During the Christmas break, I indulged in some aimless dialogue with Dall E 2 and Midjourney, two of the most popular and impressive deep-learning generators of images based on text prompt. Demos of both systems are freely accessible.
The prompts I used are mostly about cartography and maps, but also entirely random and silly stuff (e.g., Cthulhu at the British Parliament as a subtle political metaphor). You can see the results below, ranging from the hideous to the beautiful (at least to my non-trained eye). The prompts are visible in the file names. Some thoughts below.
Dall E 2 results
- These systems are truly awe-inspiring. I’ve always been quite sceptical of bombastic AI claims (see one of my papers on this very topic), but these generators mark a turning point in the ability of systems to synthesise novel information from vast troves of historical data, with deep implications for, well, any activity that requires generating text, code, images, and music.
- While a good artist / graphic designer can still easily outperform image-generating systems, the idea that a fully automated system can generate meaningful, interpretable images on virtually any topic, based on some minimal prompt, is remarkable in itself. I guess I feel like the first non-experts who witnessed a computer programme play chess competently, not like a grand master but well enough to beat most amateurs. Jaw-dropping.
- The maps I’ve generated show an interesting tendency to distort geometries in an unpredictable, inconsistent way. The systems learn shapes from existing maps and generate similar ones that are still recognisable, but also different, like in a sort of counterfactual cartography. I particularly love the maps of Italy, in which both the country and the decorative objects are mangled, inconsistent, and malleable like perceptions in dreams. This is perhaps why many of these images feel like a cheap, run-of-the-mill imitation of surrealism.

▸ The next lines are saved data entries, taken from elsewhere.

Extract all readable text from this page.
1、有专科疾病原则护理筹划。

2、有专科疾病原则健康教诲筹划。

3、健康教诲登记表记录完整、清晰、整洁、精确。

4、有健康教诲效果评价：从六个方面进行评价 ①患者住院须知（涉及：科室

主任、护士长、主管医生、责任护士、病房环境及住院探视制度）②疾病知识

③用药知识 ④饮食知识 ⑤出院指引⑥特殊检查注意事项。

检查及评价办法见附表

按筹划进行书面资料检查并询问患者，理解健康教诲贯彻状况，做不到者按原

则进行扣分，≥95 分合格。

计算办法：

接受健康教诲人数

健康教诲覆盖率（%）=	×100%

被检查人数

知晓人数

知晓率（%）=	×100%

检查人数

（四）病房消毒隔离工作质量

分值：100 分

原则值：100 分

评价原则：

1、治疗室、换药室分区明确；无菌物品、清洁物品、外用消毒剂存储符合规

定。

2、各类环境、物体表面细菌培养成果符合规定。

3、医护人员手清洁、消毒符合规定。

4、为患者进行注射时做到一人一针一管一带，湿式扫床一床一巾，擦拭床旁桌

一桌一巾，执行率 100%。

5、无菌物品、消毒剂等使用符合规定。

- It’s fascinating how these tools generate map labels in a proto/meta script, merging actual symbols. Presumably, most maps in the training data are European and North American, although traces of other scripts emerge.

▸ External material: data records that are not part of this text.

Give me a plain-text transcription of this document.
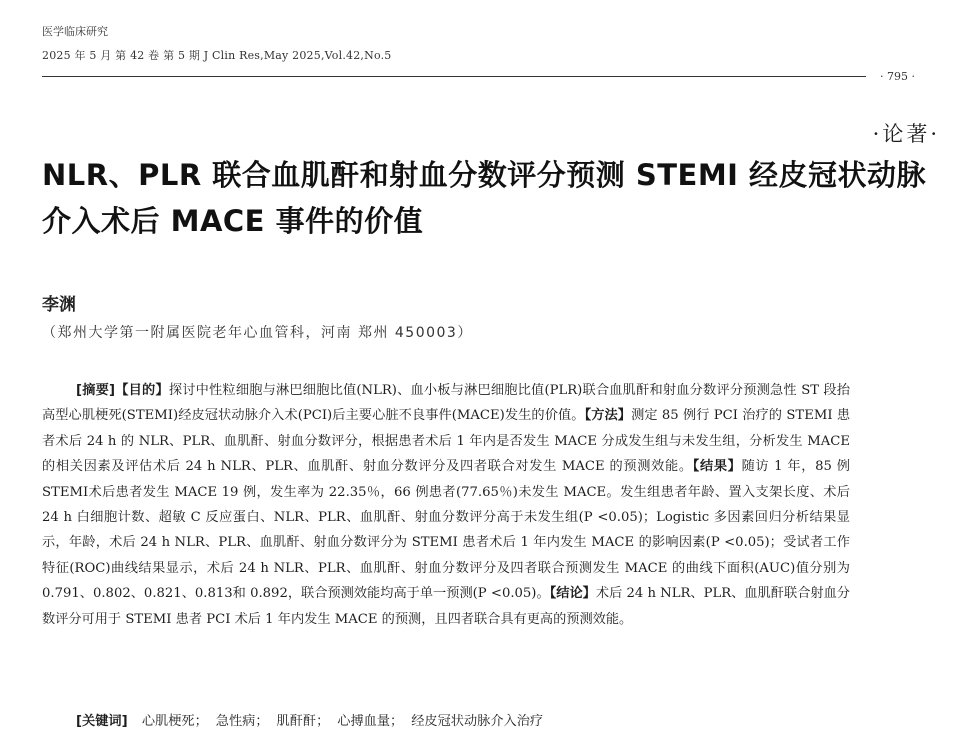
医学临床研究
2025 年 5 月 第 42 卷 第 5 期 J Clin Res,May 2025,Vol.42,No.5
· 795 ·
·论著·
NLR、PLR 联合血肌酐和射血分数评分预测 STEMI 经皮冠状动脉介入术后 MACE 事件的价值
李渊
（郑州大学第一附属医院老年心血管科，河南 郑州 450003）
[摘要]【目的】探讨中性粒细胞与淋巴细胞比值(NLR)、血小板与淋巴细胞比值(PLR)联合血肌酐和射血分数评分预测急性 ST 段抬高型心肌梗死(STEMI)经皮冠状动脉介入术(PCI)后主要心脏不良事件(MACE)发生的价值。【方法】测定 85 例行 PCI 治疗的 STEMI 患者术后 24 h 的 NLR、PLR、血肌酐、射血分数评分，根据患者术后 1 年内是否发生 MACE 分成发生组与未发生组，分析发生 MACE 的相关因素及评估术后 24 h NLR、PLR、血肌酐、射血分数评分及四者联合对发生 MACE 的预测效能。【结果】随访 1 年，85 例 STEMI术后患者发生 MACE 19 例，发生率为 22.35％，66 例患者(77.65％)未发生 MACE。发生组患者年龄、置入支架长度、术后 24 h 白细胞计数、超敏 C 反应蛋白、NLR、PLR、血肌酐、射血分数评分高于未发生组(P <0.05)；Logistic 多因素回归分析结果显示，年龄，术后 24 h NLR、PLR、血肌酐、射血分数评分为 STEMI 患者术后 1 年内发生 MACE 的影响因素(P <0.05)；受试者工作特征(ROC)曲线结果显示，术后 24 h NLR、PLR、血肌酐、射血分数评分及四者联合预测发生 MACE 的曲线下面积(AUC)值分别为 0.791、0.802、0.821、0.813和 0.892，联合预测效能均高于单一预测(P <0.05)。【结论】术后 24 h NLR、PLR、血肌酐联合射血分数评分可用于 STEMI 患者 PCI 术后 1 年内发生 MACE 的预测，且四者联合具有更高的预测效能。
[关键词] 心肌梗死； 急性病； 肌酐酐； 心搏血量； 经皮冠状动脉介入治疗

- The main flaws are artefacts that are clearly visible on human faces and hands. This somehow replicates the difficulty for art students to get faces and hands right. The artefacts are often less visible on other types of objects.
- Dall E generates more obvious artefacts than Midjourney, but its results are more, for lack of a better term, artistic. It’s as if Dall E is a better visual artist, but does not care enough about details, while Midjourney is a careful but dull graphic designer.
- What are the implications for scientific cartography? Currently, the systems appear more suitable as support tools for graphic design, stock image generation, visual arts, and the like. How could we use these systems to stimulate map design? I look forward to seeing examples of AI-generated map styles.